Mestres Inglêses e Franco-Flamengos do Século XV


Terminada a guerra dos Cem Anos, a Inglaterra e o ducado de Borgonha converteram-se nos centros da cultura musical do século XV. Os compositores ingleses viajaram ao continente europeu na primeira metade daquele século. Alguns estabeleceram-se onde hoje é a França, na época território inglês. O mais importante foi John Dunstable (1385-1453), autor de motetes, hinos e antífonas, além de outras obras de caráter profano. No seu trabalho, o texto é o que define a forma musical, o anúncio do que seria uma das características do renascimento. No entanto, a grande contribuição da música inglesa está na busca de sonoridades completas (acordes com terceiras e quintas, ou sextas). O ducado de Borgonha comandou a evolução musical da época. Sua pacífica situação política, em relação ao resto da França, favoreceu o desenvolvimento de uma corte refinada, com um complexo cerimonial e gostos artísticos elegantes. A burguesia contribuiu igualmente para o desenvolvimento artístico, cujos resultados manifestaram-se, sobretudo, na música e na pintura. O auge burguês e a transferência do ducado ao imperador Maximiliano I, em 1477, trasladou o centro cultural para os Países Baixos. Esta escola, ao longo de quase 200 anos espalhou sua influência por grande parte da Europa.

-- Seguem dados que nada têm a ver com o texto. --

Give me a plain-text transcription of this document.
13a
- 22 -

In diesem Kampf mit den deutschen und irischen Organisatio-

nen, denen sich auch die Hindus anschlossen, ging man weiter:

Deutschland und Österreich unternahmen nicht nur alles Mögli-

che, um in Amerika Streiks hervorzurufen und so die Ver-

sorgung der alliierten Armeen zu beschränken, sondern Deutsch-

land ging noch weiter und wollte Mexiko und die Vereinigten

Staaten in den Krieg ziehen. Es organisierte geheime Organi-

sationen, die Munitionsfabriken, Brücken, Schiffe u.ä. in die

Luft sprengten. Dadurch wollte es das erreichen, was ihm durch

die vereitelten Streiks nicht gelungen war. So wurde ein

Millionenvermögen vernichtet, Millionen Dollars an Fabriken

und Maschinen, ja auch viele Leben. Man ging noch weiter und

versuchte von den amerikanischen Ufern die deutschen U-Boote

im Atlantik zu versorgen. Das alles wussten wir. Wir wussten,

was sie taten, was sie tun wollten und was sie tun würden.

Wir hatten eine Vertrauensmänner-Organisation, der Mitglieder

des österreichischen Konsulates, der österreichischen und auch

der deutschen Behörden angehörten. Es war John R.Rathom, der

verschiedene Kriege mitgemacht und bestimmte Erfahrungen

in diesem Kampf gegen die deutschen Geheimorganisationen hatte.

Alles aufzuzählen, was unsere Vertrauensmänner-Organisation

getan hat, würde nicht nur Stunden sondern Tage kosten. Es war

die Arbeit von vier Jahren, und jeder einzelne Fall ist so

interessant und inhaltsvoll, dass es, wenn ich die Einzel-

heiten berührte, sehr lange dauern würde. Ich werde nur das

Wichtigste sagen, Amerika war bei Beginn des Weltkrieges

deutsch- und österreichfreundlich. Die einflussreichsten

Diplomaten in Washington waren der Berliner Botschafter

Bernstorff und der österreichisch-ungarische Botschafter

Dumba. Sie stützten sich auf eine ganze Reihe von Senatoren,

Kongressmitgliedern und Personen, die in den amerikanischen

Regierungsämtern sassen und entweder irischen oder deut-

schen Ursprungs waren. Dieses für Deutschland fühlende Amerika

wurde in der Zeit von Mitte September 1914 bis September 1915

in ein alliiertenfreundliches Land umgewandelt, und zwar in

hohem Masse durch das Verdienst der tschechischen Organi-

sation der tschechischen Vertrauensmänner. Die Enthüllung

A presença de cantores germânicos, a sedução das obras inglesas e os intercâmbios com Itália, contribuíram para a criação de uma linguagem internacional comum.

GUILLAUME DUFAY (1400-1474) O mais representativo dos compositores flamengos da primeira geração. Nascido na fronteira franco-belga, passou parte de sua vida na Itália, ao serviço de instituições eclesiásticas e de nobres, como a corte de Sabóia ou os Malatesta, e morreu como cônego de catedral de Cambrai. Escreveu um moteto para a consagração da catedral de Florença, em 1436, sendo que seu legado mais transcendente é um conjunto de missas, oito das quais, sem nenhuma dúvida, são de sua autoria. São missas cantus firmus para tenores religiosos, a quatro vozes, sendo que, em determinadas passagens, o número de vozes é reduzido e o cantus firmus eliminado. A alternância entre passagens a quatro e a duas vozes, ou mesmo a três, aparece ao longo da polifonia de Dufay. Esta seria uma das características da música seguinte. Dufay também foi o autor da primeira missa de Réquiem que se conhece, apesar de não conservada.

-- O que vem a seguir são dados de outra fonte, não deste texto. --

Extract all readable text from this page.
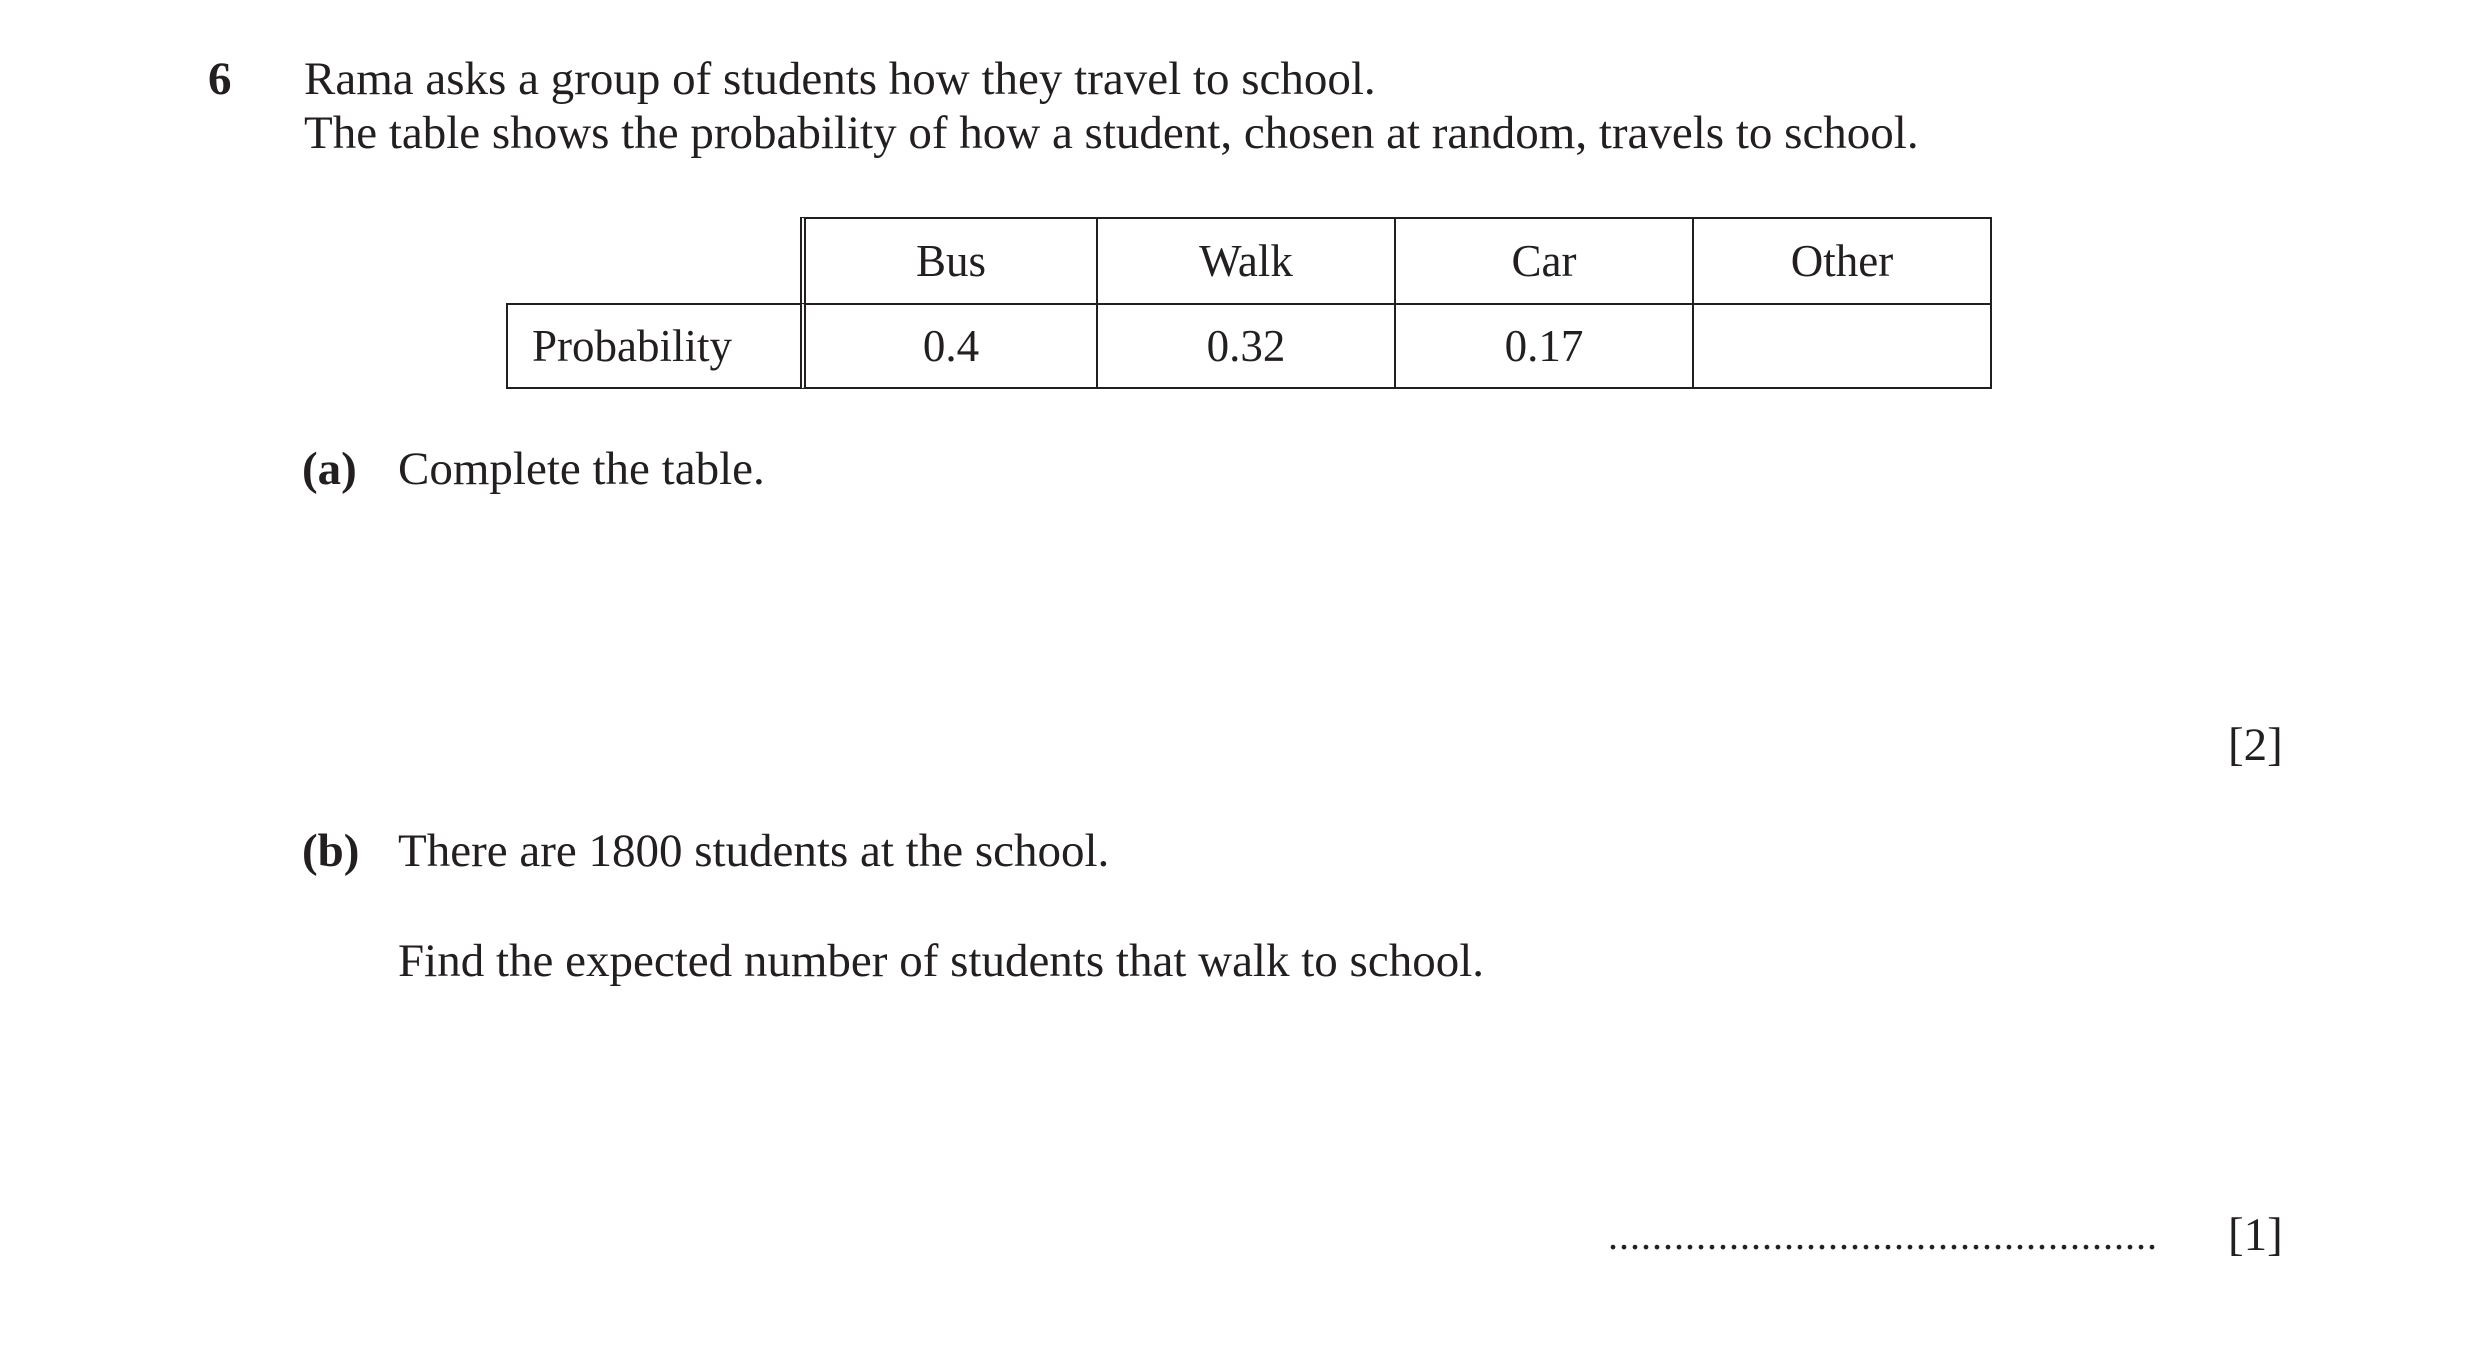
6 Rama asks a group of students how they travel to school.
The table shows the probability of how a student, chosen at random, travels to school.
	Bus	Walk	Car	Other
Probability	0.4	0.32	0.17	
(a) Complete the table.
[2]
(b) There are 1800 students at the school.
Find the expected number of students that walk to school.
.................................................. [1]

JOHANNES OCKEGHEM (1420-1495) É a figura indiscutível da polifonia religiosa de meados do século XV. Nunca viajou à Itália e sua vida esteve sempre ligada à França e à sua corte. Foi um compositor pesquisador, o que não significa que não tivesse talento. Algumas de suas obras contêm uma técnica de contraponto bastante complexa, além de um refinamento intelectual fora do comum. A produção mais importante de Ockeghem foram as suas missas, também compondo belos motetes marianos e um Réquiem polifônico, que é o mais antigo que se tem notícia. Utiliza a técnica do cantus firmus nas treze missas que compôs, além de rebuscados efeitos, como na Missa Prolationum, onde cada voz segue um compasso diferente, originando contínuos cânones (cada voz repete ou imita o anterior). Quase todas foram escritas para quatro vozes, com tessituras clássicas (superius, altus, tenor e bassus), utilizando registros graves e evitando o cruzamento entre elas.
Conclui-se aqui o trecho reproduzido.